Opened 9 years ago
#8831 new Feature Requests
Reuse capacity from user containers in order to prevent superfluous allocations
Reported by: | Owned by: | Marshall Clow | |
---|---|---|---|
Milestone: | To Be Determined | Component: | string_algo |
Version: | Boost 1.54.0 | Severity: | Optimization |
Keywords: | Cc: |
Description
Inside boost::algorithm::split, new variable of container type is created, and then swapped with result when fully filled.
See http://www.boost.org/doc/libs/1_54_0/boost/algorithm/string/iter_find.hpp , there is code like:
SequenceSequenceT Tmp(itBegin, itEnd); Result.swap(Tmp);
Maybe that was done in pursuit of strong exception safety guarantee - but I don't see much value for it in that case, because split is supposed to replace values in original container - https://svn.boost.org/trac/boost/ticket/5915 . I think basic guarantee would be enough.
Often SequenceSequenceT is container like std::vector, which already has capacity from previous usages, which can be reused avoiding costly allocations.
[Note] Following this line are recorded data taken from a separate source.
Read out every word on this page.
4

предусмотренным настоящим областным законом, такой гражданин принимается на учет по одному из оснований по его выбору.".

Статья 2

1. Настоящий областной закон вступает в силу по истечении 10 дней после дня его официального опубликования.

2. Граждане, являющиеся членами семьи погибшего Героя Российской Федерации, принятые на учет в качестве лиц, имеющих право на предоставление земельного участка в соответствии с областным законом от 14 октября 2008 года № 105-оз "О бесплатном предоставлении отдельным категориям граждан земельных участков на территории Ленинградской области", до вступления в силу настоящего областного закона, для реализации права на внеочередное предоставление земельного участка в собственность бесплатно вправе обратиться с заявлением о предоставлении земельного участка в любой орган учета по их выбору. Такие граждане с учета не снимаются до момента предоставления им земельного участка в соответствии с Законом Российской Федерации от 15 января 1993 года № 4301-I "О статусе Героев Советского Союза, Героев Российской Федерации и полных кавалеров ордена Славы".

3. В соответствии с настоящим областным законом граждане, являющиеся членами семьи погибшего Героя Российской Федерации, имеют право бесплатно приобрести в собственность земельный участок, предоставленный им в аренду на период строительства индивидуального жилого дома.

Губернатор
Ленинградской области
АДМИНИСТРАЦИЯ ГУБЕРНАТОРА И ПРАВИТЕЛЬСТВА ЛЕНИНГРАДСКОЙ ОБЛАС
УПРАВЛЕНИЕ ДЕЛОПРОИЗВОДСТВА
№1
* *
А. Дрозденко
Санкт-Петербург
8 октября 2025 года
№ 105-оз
For example:
Result.assign(itBegin, itEnd);
Maybe that would require stricter requirements on SequenceSequenceT, or maybe overload or traits specialization can be used for common things like std::vector and boost::container::vector or as customization point.
Here is proof-of-concept which avoids allocations showing speed difference: http://coliru.stacked-crooked.com/view?id=bf5dd9f2d9d20d61470e73a6b2940333-9a9914b3e2b7ed07c206d6accecccdb6
On my machine I have following results:
start end 0.85 s 64000000 start end 1.55 s 64000000
I.e. version with allocations is ~1.8x slower.
Maybe other algorithms have similar issues - I haven't checked.